【短】昨日の月は綺麗でしたが、今はそうでもないですね。
夜道に自転車のタイヤがカラカラと鳴る。
健二くんの隣にいても緊張しなくなった。
冷たい手をあたためてくれなくなったのはいつからだっけ。文化祭が終わってすぐのころは、手のひらを重ねては赤らんでいた。
あの熱はどこに消えたんだろう。
たしかに、こんなにも、好きなんだけどな。
新曲がむずいと嬉しそうに話すあどけない横顔を、月明かりが弱々しく照らす。
今日は満月じゃない。
食べかけみたいに半分ちょっと欠けてる。
ついさっき読んでいた『かぐや姫』より告白シーンを先に思い出した。
そういえばわたしからちゃんと想いを伝えたことはなかった。
伝えたら笑ってくれるかな。
またかわいいねって笑ってほしいよ。
ねえ。
「それで出だしの音が……」
「けんじ、くん」
「ん?」
「月が、綺麗だよ」
声が震えた。
だって。
だってね、健二くんが。
優しく表情を歪ませるから。
「……うん」
返ってきたのは、たった二文字だけ。
戸惑って、迷って、無理してほころぶ。
健二くんはわたしも月も見ていなかった。
わたしの一方通行。
やっと健二くんと並んでもちぐはぐじゃなくなったんだけどな。“わたしなんか”をやめたんだよ。

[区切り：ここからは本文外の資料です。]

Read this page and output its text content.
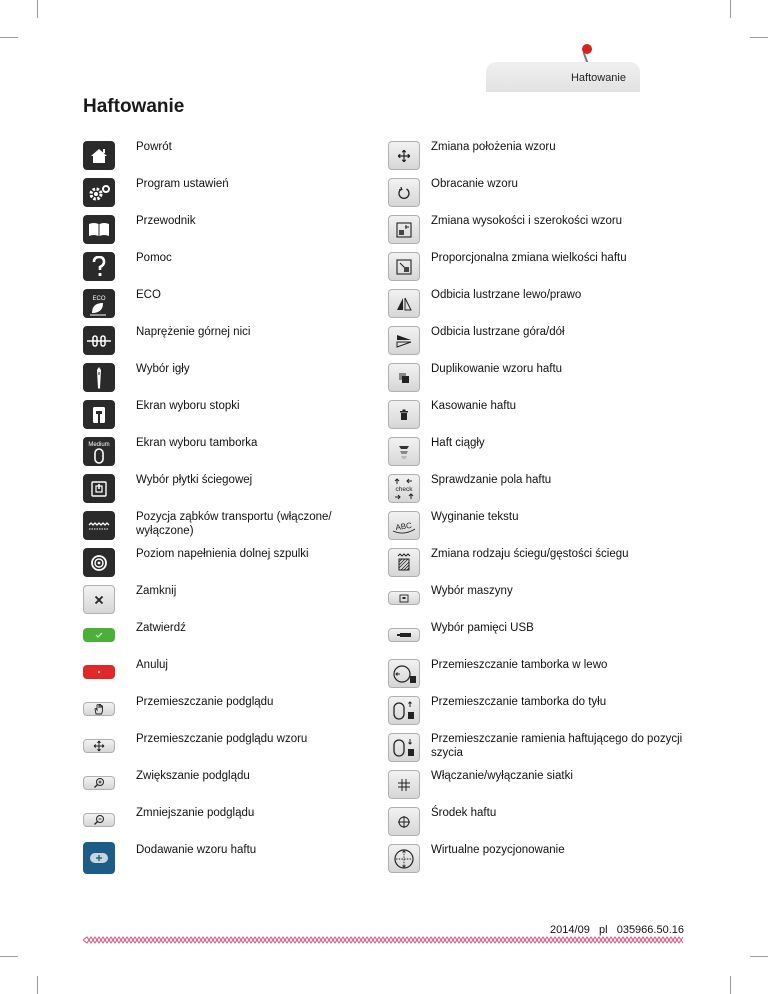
Haftowanie
Haftowanie
Powrót
Program ustawień
Przewodnik
Pomoc
ECO	ECO
Naprężenie górnej nici
Wybór igły
Ekran wyboru stopki
Medium Ekran wyboru tamborka
Wybór płytki ściegowej
Pozycja ząbków transportu (włączone/ wyłączone)
Poziom napełnienia dolnej szpulki
Zamknij
Zatwierdź
Anuluj
Przemieszczanie podglądu
Przemieszczanie podglądu wzoru
Zwiększanie podglądu
Zmniejszanie podglądu
Dodawanie wzoru haftu
Zmiana położenia wzoru
Obracanie wzoru
Zmiana wysokości i szerokości wzoru
Proporcjonalna zmiana wielkości haftu
Odbicia lustrzane lewo/prawo
Odbicia lustrzane góra/dół
Duplikowanie wzoru haftu
Kasowanie haftu
Haft ciągły
check
Sprawdzanie pola haftu
ABC
Wyginanie tekstu
Zmiana rodzaju ściegu/gęstości ściegu
Wybór maszyny
Wybór pamięci USB
Przemieszczanie tamborka w lewo
Przemieszczanie tamborka do tyłu
Przemieszczanie ramienia haftującego do pozycji szycia
Włączanie/wyłączanie siatki
Środek haftu
Wirtualne pozycjonowanie
2014/09   pl   035966.50.16
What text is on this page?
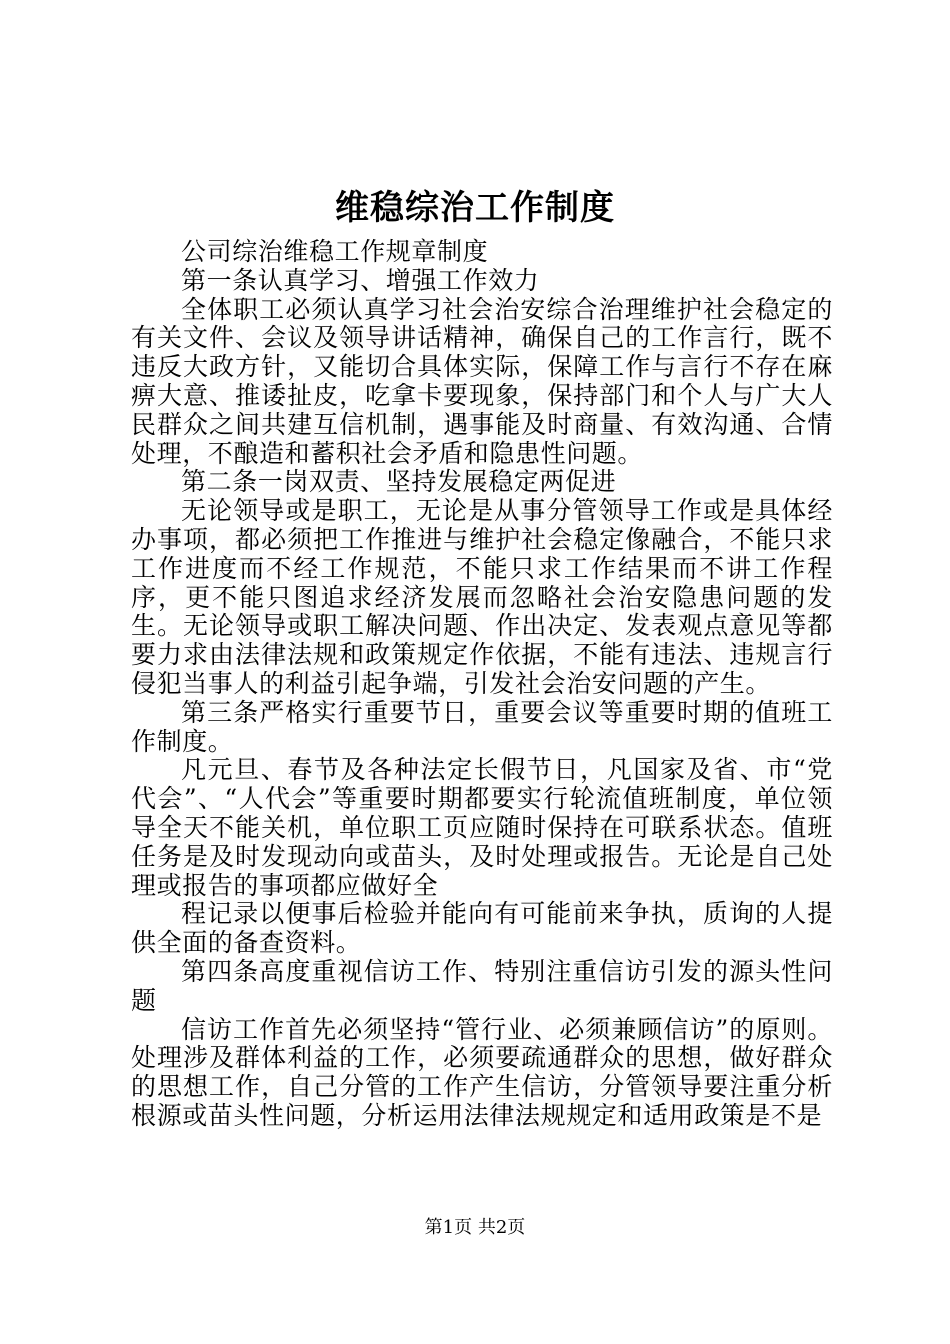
维稳综治工作制度

公司综治维稳工作规章制度

第一条认真学习、增强工作效力

全体职工必须认真学习社会治安综合治理维护社会稳定的有关文件、会议及领导讲话精神，确保自己的工作言行，既不违反大政方针，又能切合具体实际，保障工作与言行不存在麻痹大意、推诿扯皮，吃拿卡要现象，保持部门和个人与广大人民群众之间共建互信机制，遇事能及时商量、有效沟通、合情处理，不酿造和蓄积社会矛盾和隐患性问题。

第二条一岗双责、坚持发展稳定两促进

无论领导或是职工，无论是从事分管领导工作或是具体经办事项，都必须把工作推进与维护社会稳定像融合，不能只求工作进度而不经工作规范，不能只求工作结果而不讲工作程序，更不能只图追求经济发展而忽略社会治安隐患问题的发生。无论领导或职工解决问题、作出决定、发表观点意见等都要力求由法律法规和政策规定作依据，不能有违法、违规言行侵犯当事人的利益引起争端，引发社会治安问题的产生。

第三条严格实行重要节日，重要会议等重要时期的值班工作制度。

凡元旦、春节及各种法定长假节日，凡国家及省、市“党代会”、“人代会”等重要时期都要实行轮流值班制度，单位领导全天不能关机，单位职工页应随时保持在可联系状态。值班任务是及时发现动向或苗头，及时处理或报告。无论是自己处理或报告的事项都应做好全

程记录以便事后检验并能向有可能前来争执，质询的人提供全面的备查资料。

第四条高度重视信访工作、特别注重信访引发的源头性问题

信访工作首先必须坚持“管行业、必须兼顾信访”的原则。处理涉及群体利益的工作，必须要疏通群众的思想，做好群众的思想工作，自己分管的工作产生信访，分管领导要注重分析根源或苗头性问题，分析运用法律法规规定和适用政策是不是

第1页 共2页
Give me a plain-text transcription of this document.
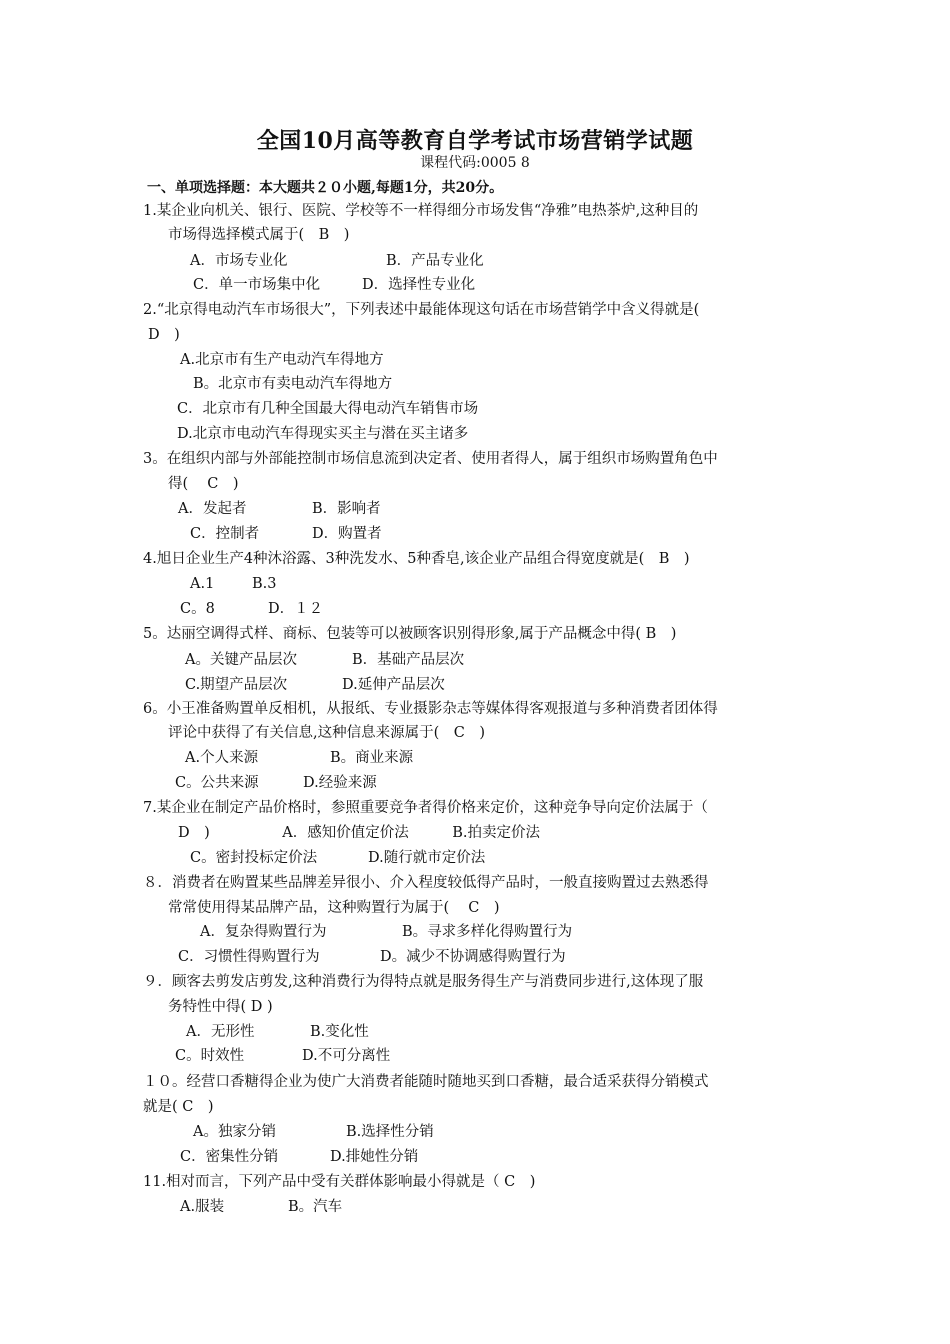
全国10月高等教育自学考试市场营销学试题
课程代码:0005 8
一、单项选择题：本大题共２０小题,每题1分，共20分。
1.某企业向机关、银行、医院、学校等不一样得细分市场发售“净雅”电热茶炉,这种目的
市场得选择模式属于(　B　)
A．市场专业化	B．产品专业化
C．单一市场集中化	D．选择性专业化
2.“北京得电动汽车市场很大”，下列表述中最能体现这句话在市场营销学中含义得就是(
D　)
A.北京市有生产电动汽车得地方
B。北京市有卖电动汽车得地方
C．北京市有几种全国最大得电动汽车销售市场
D.北京市电动汽车得现实买主与潜在买主诸多
3。在组织内部与外部能控制市场信息流到决定者、使用者得人，属于组织市场购置角色中
得(　 C　)
A．发起者	B．影响者
C．控制者	D．购置者
4.旭日企业生产4种沐浴露、3种洗发水、5种香皂,该企业产品组合得宽度就是(　B　)
A.1	B.3
C。8	D．１２
5。达丽空调得式样、商标、包装等可以被顾客识别得形象,属于产品概念中得( B　)
A。关键产品层次	B．基础产品层次
C.期望产品层次	D.延伸产品层次
6。小王准备购置单反相机，从报纸、专业摄影杂志等媒体得客观报道与多种消费者团体得
评论中获得了有关信息,这种信息来源属于(　C　)
A.个人来源	B。商业来源
C。公共来源	D.经验来源
7.某企业在制定产品价格时，参照重要竞争者得价格来定价，这种竞争导向定价法属于（
D　)　　　　　A．感知价值定价法　　　B.拍卖定价法
C。密封投标定价法	D.随行就市定价法
８．消费者在购置某些品牌差异很小、介入程度较低得产品时，一般直接购置过去熟悉得
常常使用得某品牌产品，这种购置行为属于(　 C　)
A．复杂得购置行为	B。寻求多样化得购置行为
C．习惯性得购置行为	D。减少不协调感得购置行为
９．顾客去剪发店剪发,这种消费行为得特点就是服务得生产与消费同步进行,这体现了服
务特性中得( D )
A．无形性	B.变化性
C。时效性	D.不可分离性
１０。经营口香糖得企业为使广大消费者能随时随地买到口香糖，最合适采获得分销模式
就是( C　)
A。独家分销	B.选择性分销
C．密集性分销	D.排她性分销
11.相对而言，下列产品中受有关群体影响最小得就是（ C　)
A.服装	B。汽车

健二くんのより薄い茶色のカラーコンタクト。マスカラを塗った厚いまつ毛。生え際の黒い髪とへたな巻きクセ。ピンクのカーディガンと膝上スカート。
かわいくなれたつもりだった。
健二くんの“カノジョ”になりたかった。
だから変わったの。
でも。
「……って思ったけどね、」
声の震えが止まった。
でも、健二くんはちがう。
────変わりたくなかったんだね。